Lors de la 5ᵉ édition de la Science Week à l’Université Mohammed VI Polytechnique, Fouad Laroui, Directeur scientifique de l’événement, a livré une intervention percutante sur les défis auxquels fait face la science aujourd’hui. Avec une éloquence teintée d’inquiétude, il a dénoncé la montée des discours anti-scientifiques, la perte d’autorité des experts et l’impact dévastateur des réseaux sociaux sur la crédibilité du savoir.

Fouad Laroui a ouvert son propos en rappelant l’âge d’or de la science, de la révolution scientifique du XVIIe siècle jusqu’aux années 1980. « À cette époque, la science était incontestée. Quand quelqu’un était malade, on allait chez le médecin. Quand il y avait un tremblement de terre, on consultait les spécialistes de la tectonique des plaques. Personne ne remettait cela en cause », a-t-il expliqué.

Cependant, il a constaté un recul inquiétant de la science dans les décennies récentes. « Aujourd’hui, la science est menacée. Beaucoup de gens considèrent qu’elle est un discours parmi d’autres, au même titre que les opinions ou les croyances. Cela est extrêmement dangereux », a-t-il alerté.

Pour illustrer son propos, Laroui a cité un exemple frappant : « Aux États-Unis, un pays ami du Maroc, on a nommé ministre de la Santé une personne qui ne croit pas aux vaccins. Et cela a été validé par le Congrès. Comment en sommes-nous arrivés là ? »

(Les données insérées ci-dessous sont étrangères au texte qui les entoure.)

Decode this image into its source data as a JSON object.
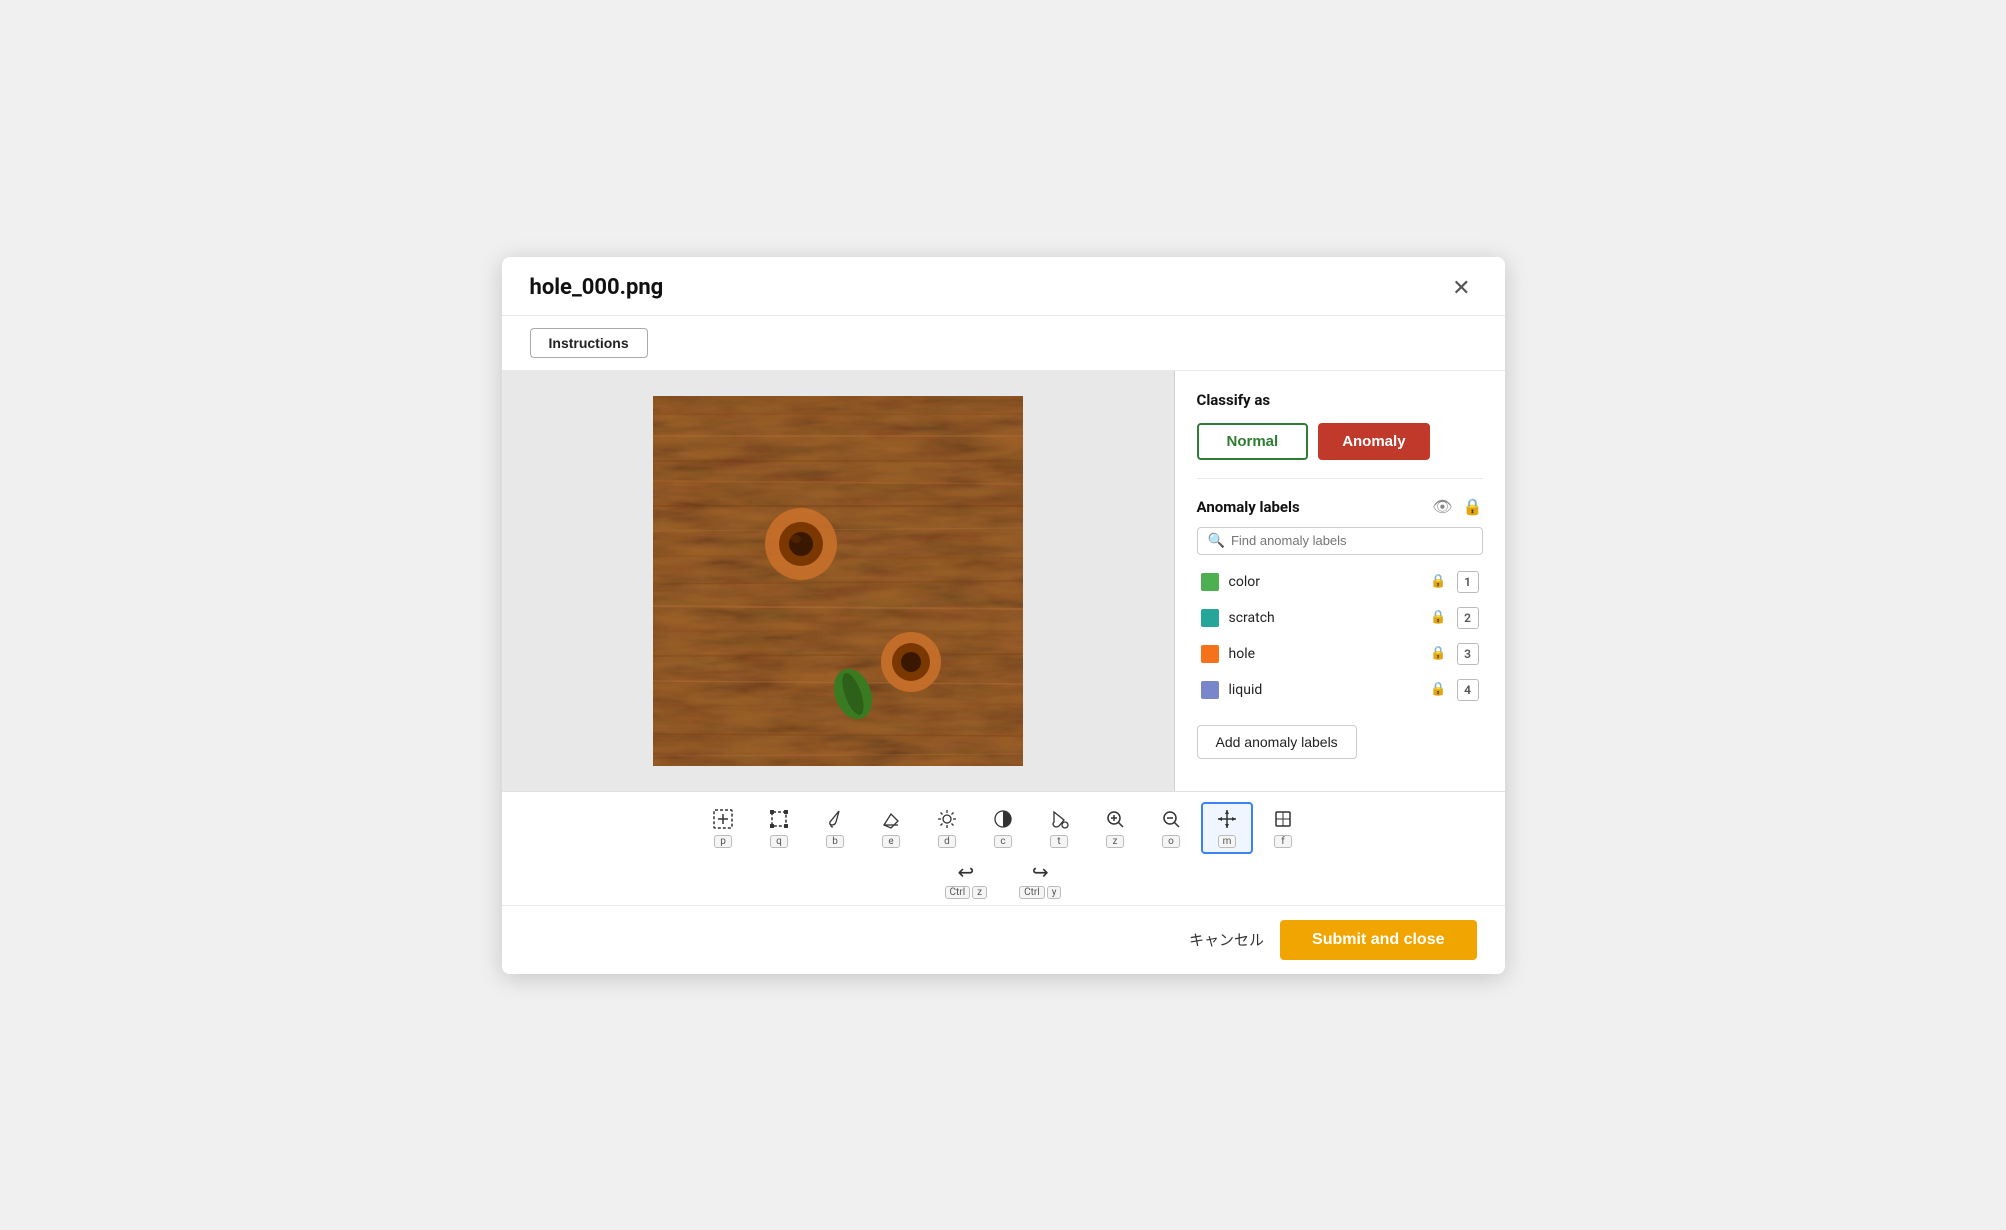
{
  "header": {
    "title": "hole_000.png",
    "close_label": "✕"
  },
  "instructions_btn": "Instructions",
  "classify": {
    "title": "Classify as",
    "normal_label": "Normal",
    "anomaly_label": "Anomaly"
  },
  "anomaly_labels": {
    "title": "Anomaly labels",
    "search_placeholder": "Find anomaly labels",
    "labels": [
      {
        "name": "color",
        "color": "#4caf50",
        "num": "1"
      },
      {
        "name": "scratch",
        "color": "#26a69a",
        "num": "2"
      },
      {
        "name": "hole",
        "color": "#f5721a",
        "num": "3"
      },
      {
        "name": "liquid",
        "color": "#7986cb",
        "num": "4"
      }
    ],
    "add_label_btn": "Add anomaly labels"
  },
  "tools": [
    {
      "icon": "⊞",
      "key": "p",
      "label": "add-bbox-tool"
    },
    {
      "icon": "⊟",
      "key": "q",
      "label": "edit-bbox-tool"
    },
    {
      "icon": "✏",
      "key": "b",
      "label": "brush-tool"
    },
    {
      "icon": "✒",
      "key": "e",
      "label": "eraser-tool"
    },
    {
      "icon": "☀",
      "key": "d",
      "label": "brightness-tool"
    },
    {
      "icon": "◑",
      "key": "c",
      "label": "contrast-tool"
    },
    {
      "icon": "⬡",
      "key": "t",
      "label": "fill-tool"
    },
    {
      "icon": "⊕",
      "key": "z",
      "label": "zoom-in-tool"
    },
    {
      "icon": "⊖",
      "key": "o",
      "label": "zoom-out-tool"
    },
    {
      "icon": "✛",
      "key": "m",
      "label": "move-tool",
      "active": true
    },
    {
      "icon": "⊡",
      "key": "f",
      "label": "fit-tool"
    }
  ],
  "undo": {
    "icon": "↩",
    "keys": [
      "Ctrl",
      "z"
    ]
  },
  "redo": {
    "icon": "↪",
    "keys": [
      "Ctrl",
      "y"
    ]
  },
  "footer": {
    "cancel_label": "キャンセル",
    "submit_label": "Submit and close"
  }
}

Science vs opinion : une confusion dangereuse

Laroui a insisté sur la distinction fondamentale entre la science et les opinions. « En politique, il est normal que les gens aient des points de vue divergents. Mais en science, il n’y a pas de place pour les faits alternatifs. Quand un vaccin est validé par des années de recherche, c’est qu’il fonctionne. Point final », a-t-il martelé.

Il a également critiqué la tendance à relativiser le savoir scientifique au nom de la « pluralité des discours ». « On ne peut pas mettre sur le même plan un discours scientifique et un discours non-scientifique. La science repose sur des preuves, des expériences, des faits. Ce n’est pas une question d’opinion », a-t-il rappelé.

Réseaux sociaux : l’autorité du savoir en péril

L’un des points les plus marquants de son intervention a été son analyse de l’impact des réseaux sociaux sur la crédibilité de la science. « Dans les années 1930, un sondage aux Pays-Bas montrait que les professions les plus respectées étaient celles de professeur d’université, de médecin ou de pasteur. Aujourd’hui, ce sont les footballeurs, les DJ et les influenceurs qui dominent ce classement. Le professeur d’université a disparu », a-t-il déploré.

Selon Laroui, cette perte d’autorité est directement liée à la prolifération des informations non vérifiées sur les réseaux sociaux. « Aujourd’hui, si vous posez une question sur les réseaux, vous obtenez dix mille réponses différentes, souvent farfelues. J’ai vu quelqu’un affirmer avec aplomb que l’Amérique avait été découverte d’abord par les Chinois, puis par les Arabes, les Japonais et les Ghanéens, avant Christophe Colomb. C’est absurde, mais cela circule », a-t-il raconté, non sans ironie.

Défendre la science : un impératif

Face à cette situation, Fouad Laroui a appelé à un sursaut collectif pour défendre la science. « Quand vous ne savez pas, tournez-vous vers les grandes universités, vers les experts reconnus. Ne cherchez pas vos réponses sur les réseaux sociaux », a-t-il conseillé.

Il a également souligné le rôle crucial d’événements comme la Science Week pour redonner à la science sa place légitime. « Cette semaine est l’occasion de rappeler que la science est essentielle au développement. Elle n’est pas un luxe, mais une nécessité. Nous devons rester vigilants et continuer à promouvoir un savoir rigoureux et vérifié », a-t-il conclu.